Teaching character traits and types? Make it fun with classic literature and engaging graphic organizers. Then your students will love discussing the good, the bad, and the ugly about each figure in a story!
Ms. Sneed Prepares for Teaching Character Traits
Our favorite fourth grade teacher sat at the side table with her teaching partner. “Time to plan more literature activities,” she said.
On cue, Mr. Frank opened his laptop and began to search. “Our next standard asks kids to “describe a character, setting, or event in a story or drama, drawing on specific details in the text (e.g., a character’s thoughts, words, or actions).”
“Let’s start by teaching character traits,” Ms. Sneed said.
“Sounds good. Unfortunately, though, it also sounds like the kids will construct more responses,” A deep frown wrinkled Mr. Frank’s brow.
“Yeah, this skill has become really boring for them. Maybe we can find something fun on the Internet.”
Again, Mr. Frank clicked around. “Here we go! This describing characters resource features classic literature from Rudyard Kipling. The organizers use cute pictures. Not only that, it’s also differentiated for three levels of readers.”
He turned his laptop so Ms. Sneed could look on.

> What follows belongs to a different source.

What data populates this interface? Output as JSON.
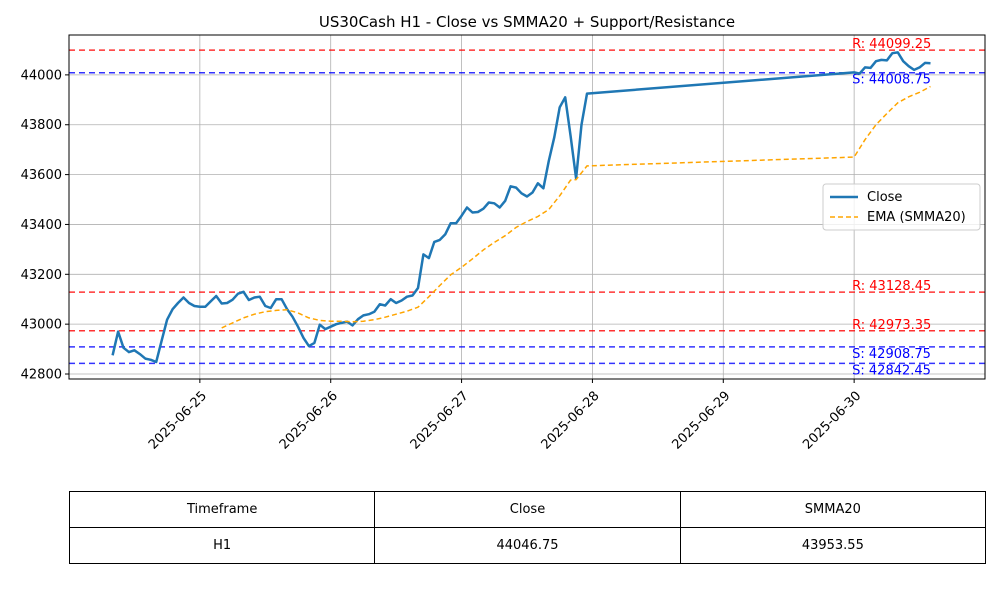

“Hey,” she said, “I like this!”
Reading Classic Literature
Mr. Frank scrolled through the resources and summarized them. “First,” he said, “kids read adaptations of ‘How the Camel Got His Hump.’ They’re differentiated for three reading levels, so we’ll reach each we teach.”
“I like the idea of teaching character traits with this story,” said Ms. Sneed. “Not only will kids get exposure to classic literature, but they’ll also read something with clear archetypes.”
Finding Details from the Text
“Second,” Mr. Frank continued, “they analyze the Camel. Looking back at the text for evidence, they list what he did, said, and thought. As you can see, these pages are also differentiated. We can decide whether kids should find two, three, or four pieces of evidence.”
“Wow, these flexible options will make teaching character traits so much easier. I’d like my high readers to find four details. Most students, however, can locate three. But the kids who really struggle can list only two.”
Identifying a Character Trait
“Third, students select an adjective to label the character’s trait, or type. This list of 180 possible terms will help.”
Organizing the Response
“After teaching kids to determine character traits,” Ms. Sneed says, “it looks like they’ll continue with a description.”
“Right. Students organize their paragraphs with templates that match their organizers. The topic sentence presents the adjective. After that, kids explain the evidence. Finally, they wrap up their responses with a summary or insight.”
“That matches the way we teach informative writing. They’ll take to this with no problem.”
“Look at this!” said Mr. Frank. “As they construct responses, kids use transition terms to link ideas. This list will help them find words that work well with their ideas.”
“And,” Ms. Sneed added, “the anchor chart on the next page supports citation. With these examples, they will all succeed.”
Constructing a Response
“Finally,” said Mr. Frank, “kids construct responses. Instead of describing a character on a random piece of paper and turning it in for a grade, they use a themed template.”
“Aha! Then we can display their work. I definitely think this will add some excitement to the project.”
Enjoy Teaching Character Traits
Ms. Sneed sat back in her chair with a satisfied sigh. “Okay, I admit it. Teaching character traits will be a fun addition to our ELA block.”